Le décès d’un proche peut engendrer une modification de vos droits auprès des organismes concernés (CAF, CPAM, …). Il est important de les informer du décès. À ce moment-là, vous pouvez initier les démarches pour régulariser la situation du défunt et éventuellement bénéficier des aides. Par exemple, le capital décès est une indemnité versée aux héritiers du défunt cotisant au régime général de la sécurité sociale et qui permet de faire face aux frais liés à la perte d’un proche.

Pour ne pas recevoir des allocations indues qu’il faudra ensuite rembourser, il faut contacter ces organismes :

  • Si le défunt percevait une allocation chômage, une allocation de solidarité ou une préretraite, il s’agira de contacter Pôle Emploi.
  • Si le défunt était retraité, ce seront les caisses de retraite.
  • S’il bénéficiait de l’Allocation personnalisée d’autonomie (Apa) ou d’une prestation du département, notamment pour financer l’hébergement en maison de retraite, contactez l’aide sociale du département.
  • S’il était titulaire d’une aide au logement, contactez la Caisse d’allocations familiales.
  • S’il perçoit des indemnités journalières ou une pension d’invalidité, il faudra contacter la Caisse d’assurance maladie.

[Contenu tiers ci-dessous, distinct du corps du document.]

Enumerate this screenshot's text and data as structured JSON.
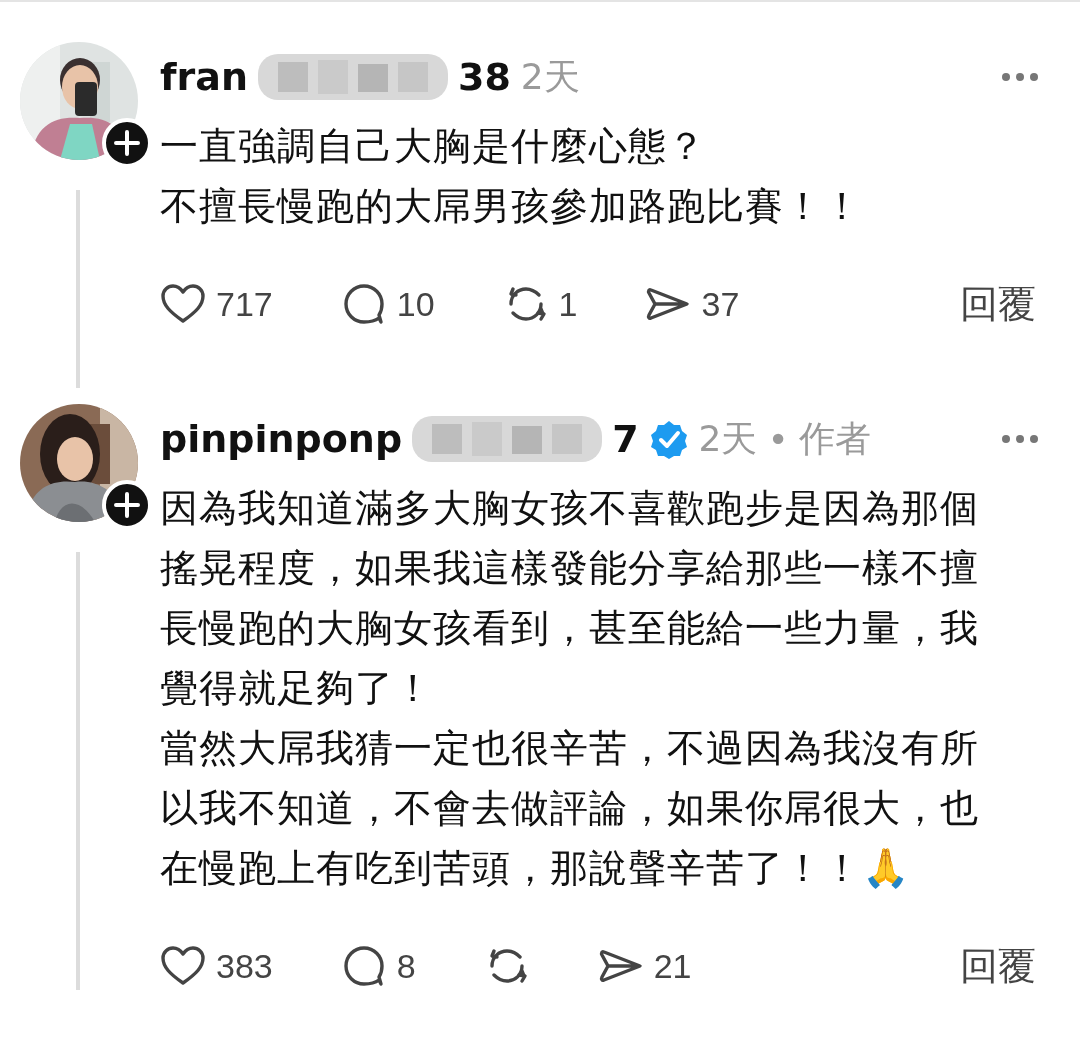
{
  "comments": [
    {
      "username_start": "fran",
      "username_end": "38",
      "time": "2天",
      "body": [
        "一直強調自己大胸是什麼心態？",
        "不擅長慢跑的大屌男孩參加路跑比賽！！"
      ],
      "actions": [
        {
          "kind": "like",
          "count": "717"
        },
        {
          "kind": "comment",
          "count": "10"
        },
        {
          "kind": "repost",
          "count": "1"
        },
        {
          "kind": "share",
          "count": "37"
        }
      ],
      "reply": "回覆"
    },
    {
      "username_start": "pinpinponp",
      "username_end": "7",
      "verified": true,
      "time": "2天",
      "separator": "•",
      "author_label": "作者",
      "body": [
        "因為我知道滿多大胸女孩不喜歡跑步是因為那個搖晃程度，如果我這樣發能分享給那些一樣不擅長慢跑的大胸女孩看到，甚至能給一些力量，我覺得就足夠了！",
        "當然大屌我猜一定也很辛苦，不過因為我沒有所以我不知道，不會去做評論，如果你屌很大，也在慢跑上有吃到苦頭，那說聲辛苦了！！🙏"
      ],
      "actions": [
        {
          "kind": "like",
          "count": "383"
        },
        {
          "kind": "comment",
          "count": "8"
        },
        {
          "kind": "repost"
        },
        {
          "kind": "share",
          "count": "21"
        }
      ],
      "reply": "回覆"
    }
  ]
}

Pour obtenir le capital décès, il faut informer :

  • L’employeur du défunt : celui-ci versera le solde de salaire et des indemnités.
  • La mutuelle ou la complémentaire santé : certaines d’entre elles versent un capital à la famille lors du décès d’un assuré.
  • La Caisse primaire d’assurance maladie : si le défunt était salarié, chômeur indemnisé, en préretraite ou titulaire d’une pension d’invalidité, vous pouvez obtenir le capital décès.
  • Les assurances : selon les contrats souscrits par le défunt, vous pourrez bénéficier du versement d’un capital.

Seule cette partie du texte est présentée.